Tuesday, February 11, 2014
I ran this series when I was at St. James, St. Ambrose, and St. Ignatius and have decided to use them here at Holy Trinity and Holy Rosary also, with some revised answers.
Part 1: “Why is Fr. Hardesty so formal? There’s no personality!”
Answer: The G.I.R.M. advises the priest that when he celebrates the Eucharist, “he must serve God and the people with dignity and humility, and by his bearing and by the way he pronounces the divine words he must convey to the faithful the living presence of Christ” (93). Earlier it says, “The gestures and bodily posture of both the Priest, the Deacon, and the ministers, and also of the people, must be conducive to making the entire celebration resplendent with beauty and noble simplicity… Attention must therefore be paid to what is determined by this General Instruction and by the traditional practice of the Roman Rite…” (42).
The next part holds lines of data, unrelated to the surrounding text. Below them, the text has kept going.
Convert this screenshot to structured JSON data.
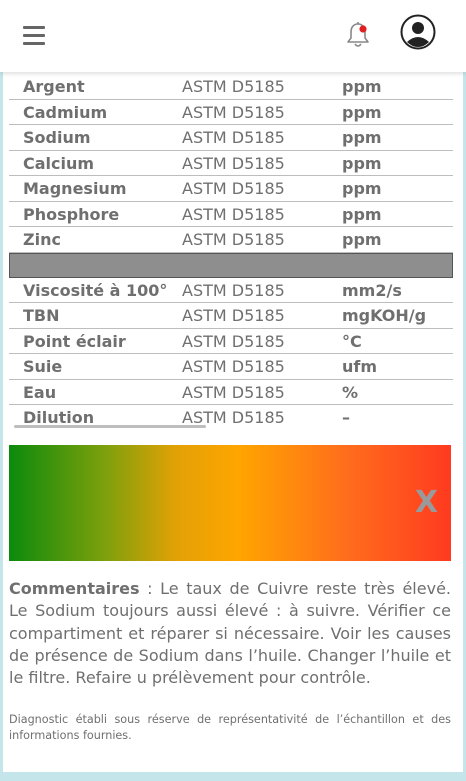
{
  "header": {
    "menu_icon": "hamburger-icon",
    "bell_icon": "bell-icon",
    "notification_color": "#e02020",
    "avatar_icon": "user-circle-icon"
  },
  "table": {
    "rows_top": [
      {
        "name": "Argent",
        "method": "ASTM D5185",
        "unit": "ppm"
      },
      {
        "name": "Cadmium",
        "method": "ASTM D5185",
        "unit": "ppm"
      },
      {
        "name": "Sodium",
        "method": "ASTM D5185",
        "unit": "ppm"
      },
      {
        "name": "Calcium",
        "method": "ASTM D5185",
        "unit": "ppm"
      },
      {
        "name": "Magnesium",
        "method": "ASTM D5185",
        "unit": "ppm"
      },
      {
        "name": "Phosphore",
        "method": "ASTM D5185",
        "unit": "ppm"
      },
      {
        "name": "Zinc",
        "method": "ASTM D5185",
        "unit": "ppm"
      }
    ],
    "rows_bottom": [
      {
        "name": "Viscosité à 100°",
        "method": "ASTM D5185",
        "unit": "mm2/s"
      },
      {
        "name": "TBN",
        "method": "ASTM D5185",
        "unit": "mgKOH/g"
      },
      {
        "name": "Point éclair",
        "method": "ASTM D5185",
        "unit": "°C"
      },
      {
        "name": "Suie",
        "method": "ASTM D5185",
        "unit": "ufm"
      },
      {
        "name": "Eau",
        "method": "ASTM D5185",
        "unit": "%"
      },
      {
        "name": "Dilution",
        "method": "ASTM D5185",
        "unit": "–"
      }
    ]
  },
  "gauge": {
    "marker": "X",
    "colors": [
      "#0c8a0c",
      "#ffa500",
      "#ff3a20"
    ]
  },
  "comment": {
    "label": "Commentaires",
    "text": " : Le taux de Cuivre reste très élevé. Le Sodium toujours aussi élevé : à suivre. Vérifier ce compartiment et réparer si nécessaire. Voir les causes de présence de Sodium dans l’huile. Changer l’huile et le filtre. Refaire u prélèvement pour contrôle."
  },
  "note": "Diagnostic établi sous réserve de représentativité de l’échantillon et des informations fournies."
}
The general principle is “not merely that the priest should act efficiently, decorously, and reverently, but also that when he stands at the altar as the representative of Christ he should lay aside, as far as possible, all individual peculiarities, and even the smallest idiosyncrasy, exaggeration, or affectation which might attract attention to himself, and withdraw it from the great Act in which he is engaged” (O’Connell, The Celebration of Mass, 182).
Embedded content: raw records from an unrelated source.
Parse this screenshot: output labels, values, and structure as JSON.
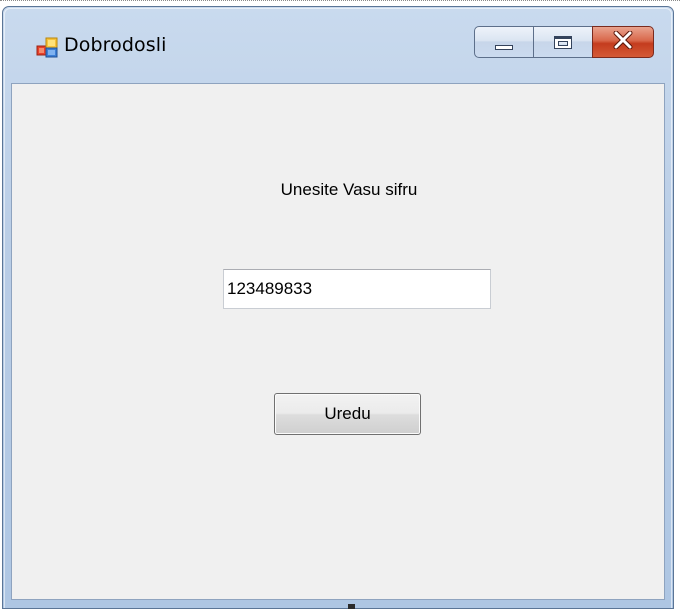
{
  "window": {
    "title": "Dobrodosli",
    "title_icon": "windows-forms-app-icon"
  },
  "caption_buttons": {
    "minimize_icon": "minimize-icon",
    "maximize_icon": "maximize-icon",
    "close_icon": "close-icon",
    "close_color": "#c43c1e"
  },
  "form": {
    "prompt_label": "Unesite Vasu sifru",
    "code_input_value": "123489833",
    "ok_button_label": "Uredu"
  },
  "colors": {
    "titlebar": "#b9cde6",
    "client_background": "#f0f0f0"
  }
}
It is true that in no other sphere in which you have a person addressing a group – like the teacher’s classroom or the chairman’s board meeting – is that person expected to minimize himself. He would be considered a very poor presenter indeed! So, one of the difficulties of the priest celebrating Mass facing the people instead of the earlier practice of facing the same direction they did – forward and up toward God – is the overwhelming temptation to act like any other presenter and for the crowd to expect that from him. But, for him to be applauded, to be funny, to put himself forward, to be a fan favorite throughout the Mass means to take the attention away from Jesus Christ (the True Celebrant of the Mass) and put it on himself. This is a closed circle that doesn’t move forward and up to God.
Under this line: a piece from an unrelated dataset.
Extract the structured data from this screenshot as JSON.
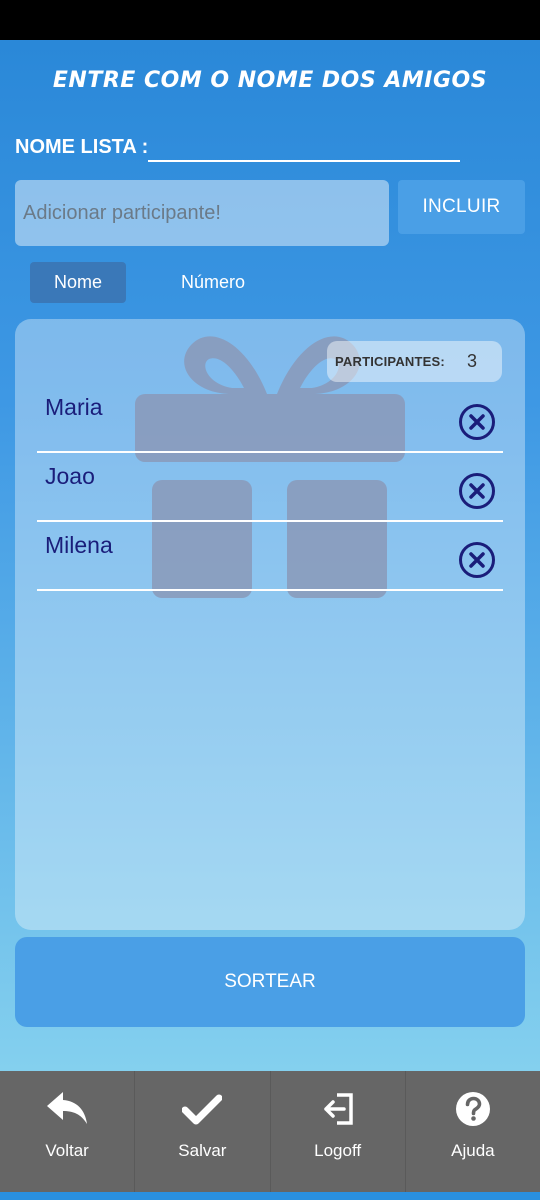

That said, I know that I can express myself better and be more engaging when it is proper to do so, namely, at the Greeting in the beginning of Mass, the Homily, and the “Thank You’s” and announcements before the final blessing. After all, we are in a relationship! But, to flesh this out, we’ll have to spend more time with each other outside of Mass too. And we can work together to expand a welcoming environment, like having greeters at the doors, periodic coffee and donuts in the Church basement or the school cafeteria, or even periodic blessings of new parishioners.
As I challenge myself to grow and expand according to your feedback, I in turn challenge you to be open to being inspired by the Mass in a way you aren’t used to or may not expect. Don’t look for ME in the Mass, look for Jesus! Pray the Mass! Let go of the Missalette and listen to the Lord speaking to you in the readings and silences and us to Him in the prayers. Then from the depth of your heart, respond.